I did the integral of a Fourier Transform which resulted in this:

A(je^(-jwe^(To+t/2) - je^-jw(T0-t/2))/(1/w)

Where A is the amplitude, j the imaginary number, and w is omega or 2*pi*f.

My question is, how can this be further simplifier. I am forgetting how to simplify these exponents, and what trigonometric identities would further simplify the solution.

Thank you!

 

[╔(σ_σ)╝]

Please, check your brackets out. I doubt you got an exponential function to the power of another exponential function after you integrated.

 

[Natalie89]

Oh I am sorry, I made a typo.

A(je^(-jw(T0+t/2)-je^(T0-t/2)w))(1/w)

 

[╔(σ_σ)╝]

Does the second exponent have a j in it? Please consider using latex your post is a messy and difficult to read.

 

[Natalie89]

Here's an attachment in word!
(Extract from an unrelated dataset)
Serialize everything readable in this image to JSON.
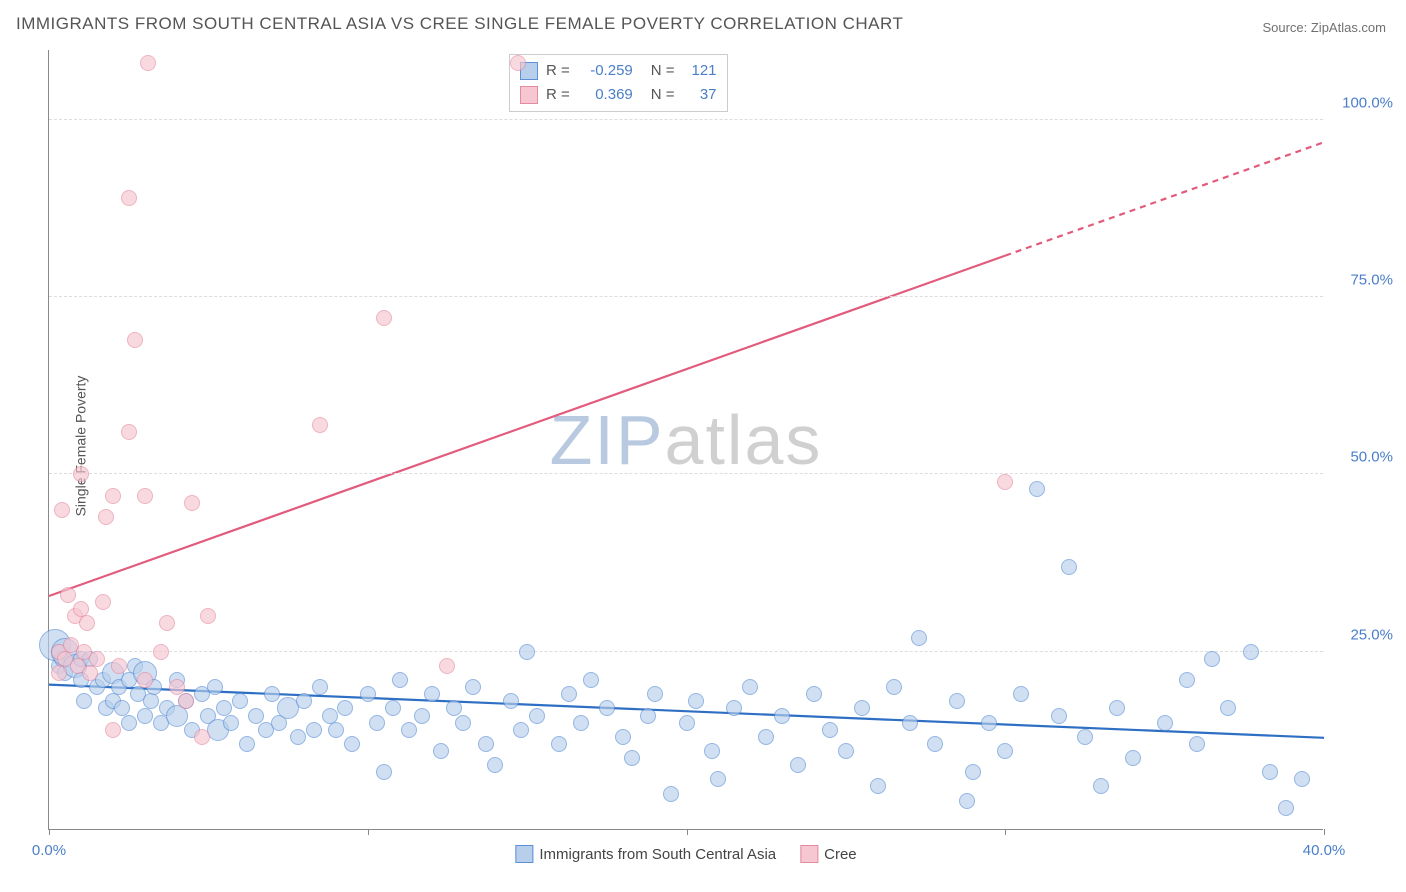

Sorry for the confusion.

 

[╔(σ_σ)╝]

Here's an attachment in word! Sorry for the confusion.

Use the following

$$sin(x) = \frac{(e^{-ix} - e^{ix})}{2i}$$

What you have right now is the same as

$$\frac{Aj e^{jwT}}{w} \left( e^{-jw\frac{t}{2}} -e^{jw \frac{t}{2}} \right)$$

 

[Natalie89]

I am still able to do this without the imaginary number in the denominator?

 

[╔(σ_σ)╝]

I am still able to do this without the imaginary number in the denominator?

Well, $$2j*sin(x) = \left(e^{-jx} - e^{jx} \right)$$
Yes, you can use it without the imaginary number in the demonimator.